County delays freeze on rural developments
By Kevin Huelsmann, Jackson Hole, Wyoming
Date: February 8, 2013
Teton County commissioners on Tuesday delayed voting on a moratorium on higher-density, rural developments.
Board members voted 4-1 to push their deliberations to Feb. 19.
Commissioner Barbara Allen, a former town planning commissioner, cast the lone opposing vote.
“I just don’t see how putting this on hold benefits us,” she said.
County officials haven’t shown that the planned residential development tool is broken, Allen said.
Other board members said the moratorium would give them time to sort through new regulations and start to put a new comprehensive land-use plan in place.
The planned residential development tool allows rural landowners to build denser projects if they set aside a certain amount of open space.
There are three levels of the tool, which allow property owners to increase density on their land by multipliers of three, six or nine.
Each threshold has its own prescribed amount of required open space. While the lower level has been used frequently as a conservation tool, the higher multipliers have only been used a handful of times.

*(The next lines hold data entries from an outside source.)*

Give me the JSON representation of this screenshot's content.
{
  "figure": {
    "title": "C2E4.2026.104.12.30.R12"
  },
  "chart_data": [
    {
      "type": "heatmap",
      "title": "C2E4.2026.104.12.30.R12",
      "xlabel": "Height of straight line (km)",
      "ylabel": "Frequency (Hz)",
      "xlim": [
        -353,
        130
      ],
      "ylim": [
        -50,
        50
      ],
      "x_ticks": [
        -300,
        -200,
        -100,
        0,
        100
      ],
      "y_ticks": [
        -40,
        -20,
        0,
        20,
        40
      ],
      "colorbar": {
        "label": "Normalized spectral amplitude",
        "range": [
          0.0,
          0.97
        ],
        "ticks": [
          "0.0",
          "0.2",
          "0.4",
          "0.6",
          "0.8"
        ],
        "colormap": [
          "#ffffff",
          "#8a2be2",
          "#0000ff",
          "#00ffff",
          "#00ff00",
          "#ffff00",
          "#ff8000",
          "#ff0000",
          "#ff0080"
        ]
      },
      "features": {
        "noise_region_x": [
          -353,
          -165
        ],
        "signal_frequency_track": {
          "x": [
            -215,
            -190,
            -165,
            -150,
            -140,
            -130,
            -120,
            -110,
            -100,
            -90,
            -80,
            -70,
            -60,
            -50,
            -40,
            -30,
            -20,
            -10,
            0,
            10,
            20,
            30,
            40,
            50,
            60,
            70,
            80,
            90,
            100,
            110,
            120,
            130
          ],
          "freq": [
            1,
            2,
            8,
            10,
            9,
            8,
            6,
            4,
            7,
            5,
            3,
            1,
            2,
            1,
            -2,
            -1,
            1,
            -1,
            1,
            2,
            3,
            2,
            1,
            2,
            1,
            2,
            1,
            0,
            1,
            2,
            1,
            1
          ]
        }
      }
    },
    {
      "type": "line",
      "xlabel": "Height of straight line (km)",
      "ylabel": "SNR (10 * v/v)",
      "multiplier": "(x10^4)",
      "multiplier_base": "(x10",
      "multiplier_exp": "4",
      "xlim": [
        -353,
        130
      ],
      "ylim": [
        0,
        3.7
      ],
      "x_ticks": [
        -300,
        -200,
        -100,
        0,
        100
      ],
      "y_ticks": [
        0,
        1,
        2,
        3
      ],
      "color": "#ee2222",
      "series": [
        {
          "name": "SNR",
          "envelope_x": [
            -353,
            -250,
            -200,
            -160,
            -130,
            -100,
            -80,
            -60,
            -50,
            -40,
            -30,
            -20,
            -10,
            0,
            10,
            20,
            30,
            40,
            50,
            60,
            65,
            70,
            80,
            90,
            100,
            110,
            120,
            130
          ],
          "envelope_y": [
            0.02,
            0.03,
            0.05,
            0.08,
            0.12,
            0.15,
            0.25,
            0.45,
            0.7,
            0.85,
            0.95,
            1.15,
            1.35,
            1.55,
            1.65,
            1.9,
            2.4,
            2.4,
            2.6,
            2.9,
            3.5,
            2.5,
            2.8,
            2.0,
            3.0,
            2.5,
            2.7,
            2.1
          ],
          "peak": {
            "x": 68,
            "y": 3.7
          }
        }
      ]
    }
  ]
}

The nine-month moratorium, as it’s currently written, would only apply to higher density plans. It would freeze proposals that would result in at least 10 new lots, as well as all subdivision-planned residential developments.

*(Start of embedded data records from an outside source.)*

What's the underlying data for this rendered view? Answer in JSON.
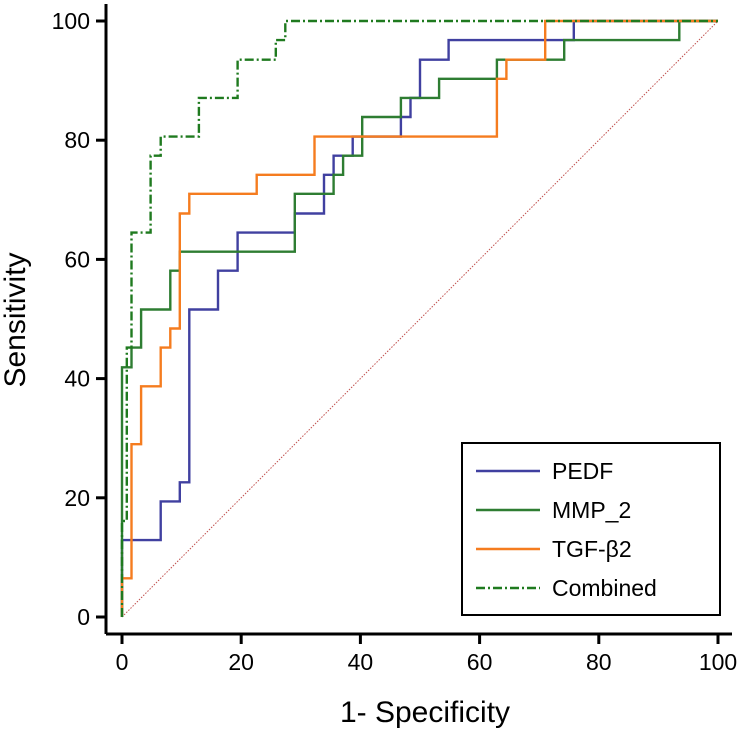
{
  "chart_data": {
    "type": "line",
    "title": "",
    "xlabel": "1- Specificity",
    "ylabel": "Sensitivity",
    "xlim": [
      0,
      100
    ],
    "ylim": [
      0,
      100
    ],
    "xticks": [
      0,
      20,
      40,
      60,
      80,
      100
    ],
    "yticks": [
      0,
      20,
      40,
      60,
      80,
      100
    ],
    "legend_position": "bottom-right",
    "reference_line": {
      "name": "reference",
      "color": "#c0504d",
      "style": "dotted",
      "points": [
        [
          0,
          0
        ],
        [
          100,
          100
        ]
      ]
    },
    "series": [
      {
        "name": "PEDF",
        "color": "#4040a0",
        "style": "solid",
        "points": [
          [
            0,
            0
          ],
          [
            0,
            12.9
          ],
          [
            6.5,
            12.9
          ],
          [
            6.5,
            19.4
          ],
          [
            9.7,
            19.4
          ],
          [
            9.7,
            22.6
          ],
          [
            11.3,
            22.6
          ],
          [
            11.3,
            51.6
          ],
          [
            16.1,
            51.6
          ],
          [
            16.1,
            58.1
          ],
          [
            19.4,
            58.1
          ],
          [
            19.4,
            64.5
          ],
          [
            29,
            64.5
          ],
          [
            29,
            67.7
          ],
          [
            33.9,
            67.7
          ],
          [
            33.9,
            74.2
          ],
          [
            35.5,
            74.2
          ],
          [
            35.5,
            77.4
          ],
          [
            38.7,
            77.4
          ],
          [
            38.7,
            80.6
          ],
          [
            46.8,
            80.6
          ],
          [
            46.8,
            83.9
          ],
          [
            48.4,
            83.9
          ],
          [
            48.4,
            87.1
          ],
          [
            50,
            87.1
          ],
          [
            50,
            93.5
          ],
          [
            54.8,
            93.5
          ],
          [
            54.8,
            96.8
          ],
          [
            75.8,
            96.8
          ],
          [
            75.8,
            100
          ],
          [
            100,
            100
          ]
        ]
      },
      {
        "name": "MMP_2",
        "color": "#2e7d32",
        "style": "solid",
        "points": [
          [
            0,
            0
          ],
          [
            0,
            41.9
          ],
          [
            1.6,
            41.9
          ],
          [
            1.6,
            45.2
          ],
          [
            3.2,
            45.2
          ],
          [
            3.2,
            51.6
          ],
          [
            8.1,
            51.6
          ],
          [
            8.1,
            58.1
          ],
          [
            9.7,
            58.1
          ],
          [
            9.7,
            61.3
          ],
          [
            29,
            61.3
          ],
          [
            29,
            71
          ],
          [
            35.5,
            71
          ],
          [
            35.5,
            74.2
          ],
          [
            37.1,
            74.2
          ],
          [
            37.1,
            77.4
          ],
          [
            40.3,
            77.4
          ],
          [
            40.3,
            83.9
          ],
          [
            46.8,
            83.9
          ],
          [
            46.8,
            87.1
          ],
          [
            53.2,
            87.1
          ],
          [
            53.2,
            90.3
          ],
          [
            62.9,
            90.3
          ],
          [
            62.9,
            93.5
          ],
          [
            74.2,
            93.5
          ],
          [
            74.2,
            96.8
          ],
          [
            93.5,
            96.8
          ],
          [
            93.5,
            100
          ],
          [
            100,
            100
          ]
        ]
      },
      {
        "name": "TGF-β2",
        "color": "#f57c1f",
        "style": "solid",
        "points": [
          [
            0,
            0
          ],
          [
            0,
            6.5
          ],
          [
            1.6,
            6.5
          ],
          [
            1.6,
            29
          ],
          [
            3.2,
            29
          ],
          [
            3.2,
            38.7
          ],
          [
            6.5,
            38.7
          ],
          [
            6.5,
            45.2
          ],
          [
            8.1,
            45.2
          ],
          [
            8.1,
            48.4
          ],
          [
            9.7,
            48.4
          ],
          [
            9.7,
            67.7
          ],
          [
            11.3,
            67.7
          ],
          [
            11.3,
            71
          ],
          [
            22.6,
            71
          ],
          [
            22.6,
            74.2
          ],
          [
            32.3,
            74.2
          ],
          [
            32.3,
            80.6
          ],
          [
            62.9,
            80.6
          ],
          [
            62.9,
            90.3
          ],
          [
            64.5,
            90.3
          ],
          [
            64.5,
            93.5
          ],
          [
            71,
            93.5
          ],
          [
            71,
            100
          ],
          [
            100,
            100
          ]
        ]
      },
      {
        "name": "Combined",
        "color": "#1f7a1f",
        "style": "dash-dot",
        "points": [
          [
            0,
            0
          ],
          [
            0,
            16.1
          ],
          [
            0.8,
            16.1
          ],
          [
            0.8,
            45.2
          ],
          [
            1.6,
            45.2
          ],
          [
            1.6,
            64.5
          ],
          [
            4.8,
            64.5
          ],
          [
            4.8,
            77.4
          ],
          [
            6.5,
            77.4
          ],
          [
            6.5,
            80.6
          ],
          [
            12.9,
            80.6
          ],
          [
            12.9,
            87.1
          ],
          [
            19.4,
            87.1
          ],
          [
            19.4,
            93.5
          ],
          [
            25.8,
            93.5
          ],
          [
            25.8,
            96.8
          ],
          [
            27.4,
            96.8
          ],
          [
            27.4,
            100
          ],
          [
            100,
            100
          ]
        ]
      }
    ]
  }
}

Commissioners delayed the moratorium vote to give residents a chance to review it and submit comments. The proposal can be found at Tetonwyo.org on the agenda for commissioners’ Feb. 5 meeting.
When commissioners review the proposed moratorium they could put it in place immediately, which would block all applications submitted to their planning department after Jan. 31. However, commissioners could make “reasonable exceptions” for individual projects.
“I don’t know how you’re going to look at defining reasonable exceptions without making all exceptions,” said Scott Pierson of Pierson Land Works.
The county’s new comprehensive plan, approved by commissioners and town councilors in May, primarily seeks to push new development to already-developed areas while preventing more growth in rural parts of the county.